Lu AE98134 is a Selective Positive Modulator of NaV1.1 Channels

Sodium channels are integral membrane proteins that form ion channels and conduct sodium ions (Na+) through the plasma membrane. These channels pass through three different states, which are resting state, active state, and inactive state. Specifically, sodium channel proteins are Nav1.1 to Nav1.9.

The lack of fast synaptic central neurons (FSIN) that express calcium-binding albumin and parvalbumin (PAV) is the cause of schizophrenia. Besides, FSIN can release the inhibitory neurotransmitter GABA at a high rate, thus synchronously releasing the main neurons from the cortex. Moreover, the recovery of FSIN in PFC can effectively alleviate the symptoms of schizophrenia. FSIN expressed the Nav1.1 channel in its axonal initiation ganglion. Nav1.1 channel is essential to maintain sustained rapid spike. Moreover, the selective activation of the Nav1.1 channel can regulate the emission mode of FSIN. Today, we will introduce a potent and partly selective positive modulator of NaV1.1 channels, Lu AE98134.

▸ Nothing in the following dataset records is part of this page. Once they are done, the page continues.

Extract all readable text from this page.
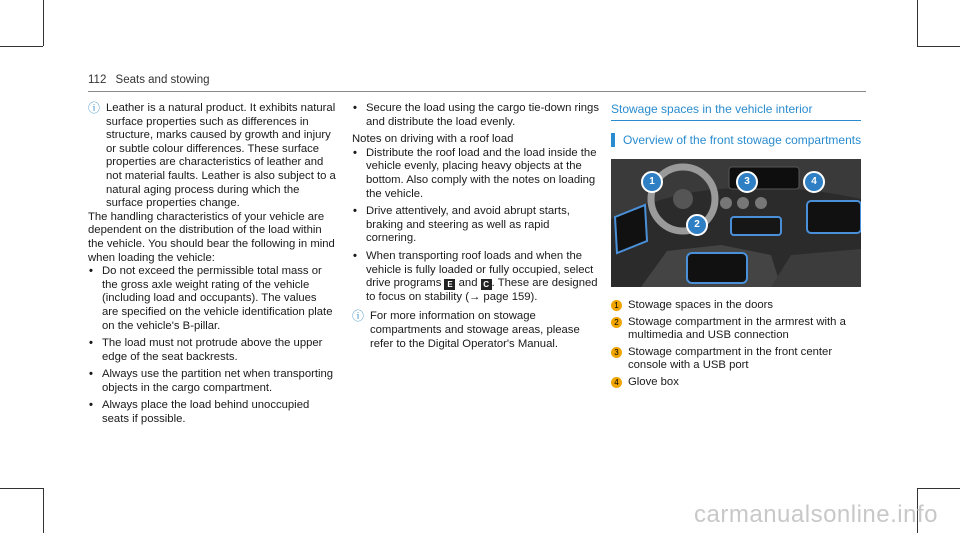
112 Seats and stowing
ⓘ Leather is a natural product. It exhibits natural surface properties such as differences in structure, marks caused by growth and injury or subtle colour differences. These surface properties are characteristics of leather and not material faults. Leather is also subject to a natural aging process during which the surface properties change.

The handling characteristics of your vehicle are dependent on the distribution of the load within the vehicle. You should bear the following in mind when loading the vehicle:

• Do not exceed the permissible total mass or the gross axle weight rating of the vehicle (including load and occupants). The values are specified on the vehicle identification plate on the vehicle's B-pillar.
• The load must not protrude above the upper edge of the seat backrests.
• Always use the partition net when transporting objects in the cargo compartment.
• Always place the load behind unoccupied seats if possible.
• Secure the load using the cargo tie-down rings and distribute the load evenly.

Notes on driving with a roof load

• Distribute the roof load and the load inside the vehicle evenly, placing heavy objects at the bottom. Also comply with the notes on loading the vehicle.
• Drive attentively, and avoid abrupt starts, braking and steering as well as rapid cornering.
• When transporting roof loads and when the vehicle is fully loaded or fully occupied, select drive programs E and C . These are designed to focus on stability (→ page 159).
ⓘ For more information on stowage compartments and stowage areas, please refer to the Digital Operator's Manual.

Stowage spaces in the vehicle interior
Overview of the front stowage compartments
1
2
3	4
1 Stowage spaces in the doors
2 Stowage compartment in the armrest with a multimedia and USB connection
3 Stowage compartment in the front center console with a USB port
4 Glove box
carmanualsonline.info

Lu AE98134 is a potent and partly selective positive modulator of NaV1.1 channels.

At first, Lu AE98134 is a potent activator of NaV1.1 channels. Lu AE98134 also increases the activity of Nav1.2 and Nav1.5 channels but not of Nav1.4, Nav1.6 and Nav1.7 channels. Meanwhile, Lu AE98134 can be used to analyze pathophysiological functions of the Nav1.1 channel in various central nervous system diseases. Nonetheless, They include cognitive restoring in schizophrenia, et al.

Secondly, Lu AE98134 (30 μM) promotes the current mediated by the NaV1.1 channel. Interestingly, it activates NaV1.1 and NaV1.5 and to a lesser extent NaV1.2. Importantly, Lu AE98134 has no effect on NaV1.4, NaV1.6 and NaV1.7 currents in HEK cells expressing NaV1.1, NaV1.2, NaV1.6, NaV1.5, NaV1.6, and NaV1.7. Particularly, Lu AE98134 (30 μM) increases the excitability of FSINs by decreasing the threshold for action potentials. Additionally, Lu AE98134 increases the excitability since each current pulse generated a higher number of spikes.

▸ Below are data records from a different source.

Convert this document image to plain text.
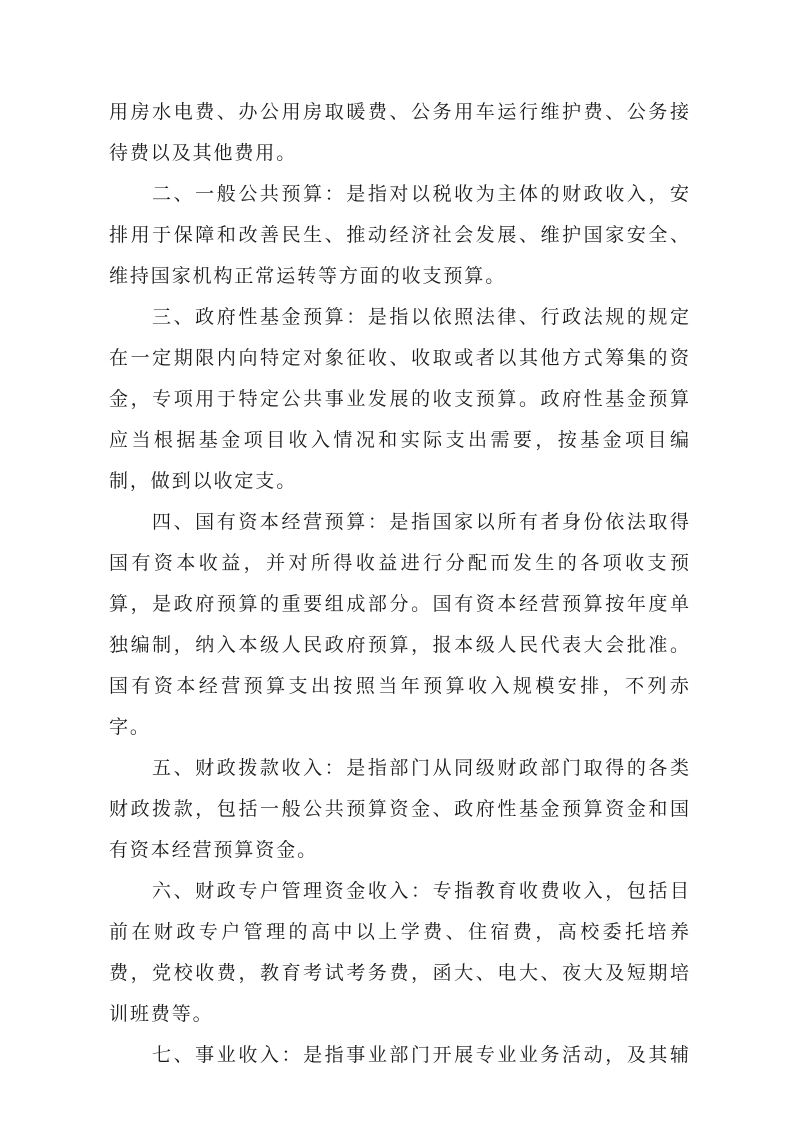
用房水电费、办公用房取暖费、公务用车运行维护费、公务接
待费以及其他费用。
二、一般公共预算：是指对以税收为主体的财政收入，安
排用于保障和改善民生、推动经济社会发展、维护国家安全、
维持国家机构正常运转等方面的收支预算。
三、政府性基金预算：是指以依照法律、行政法规的规定
在一定期限内向特定对象征收、收取或者以其他方式筹集的资
金，专项用于特定公共事业发展的收支预算。政府性基金预算
应当根据基金项目收入情况和实际支出需要，按基金项目编
制，做到以收定支。
四、国有资本经营预算：是指国家以所有者身份依法取得
国有资本收益，并对所得收益进行分配而发生的各项收支预
算，是政府预算的重要组成部分。国有资本经营预算按年度单
独编制，纳入本级人民政府预算，报本级人民代表大会批准。
国有资本经营预算支出按照当年预算收入规模安排，不列赤
字。
五、财政拨款收入：是指部门从同级财政部门取得的各类
财政拨款，包括一般公共预算资金、政府性基金预算资金和国
有资本经营预算资金。
六、财政专户管理资金收入：专指教育收费收入，包括目
前在财政专户管理的高中以上学费、住宿费，高校委托培养
费，党校收费，教育考试考务费，函大、电大、夜大及短期培
训班费等。
七、事业收入：是指事业部门开展专业业务活动，及其辅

Thirdly, Lu AE98134 (30 μM) increases the excitability of FSINs neurons from normal and Dlx5/6+/− animals by modulating several parameters characteristic for NaV1.1 channels. Obviously, the selective activation of FSINs by Lu AE98134 restores cognitive flexibility in adult Dlx5/6+/− mice.

All in all, Lu AE98134 is a potent and partly selective positive modulator of NaV1.1 channels.

References:

 Nadia Lybøl von Schoubye, et al. Neurosci Lett. 2018 Jan 1;662:29-35.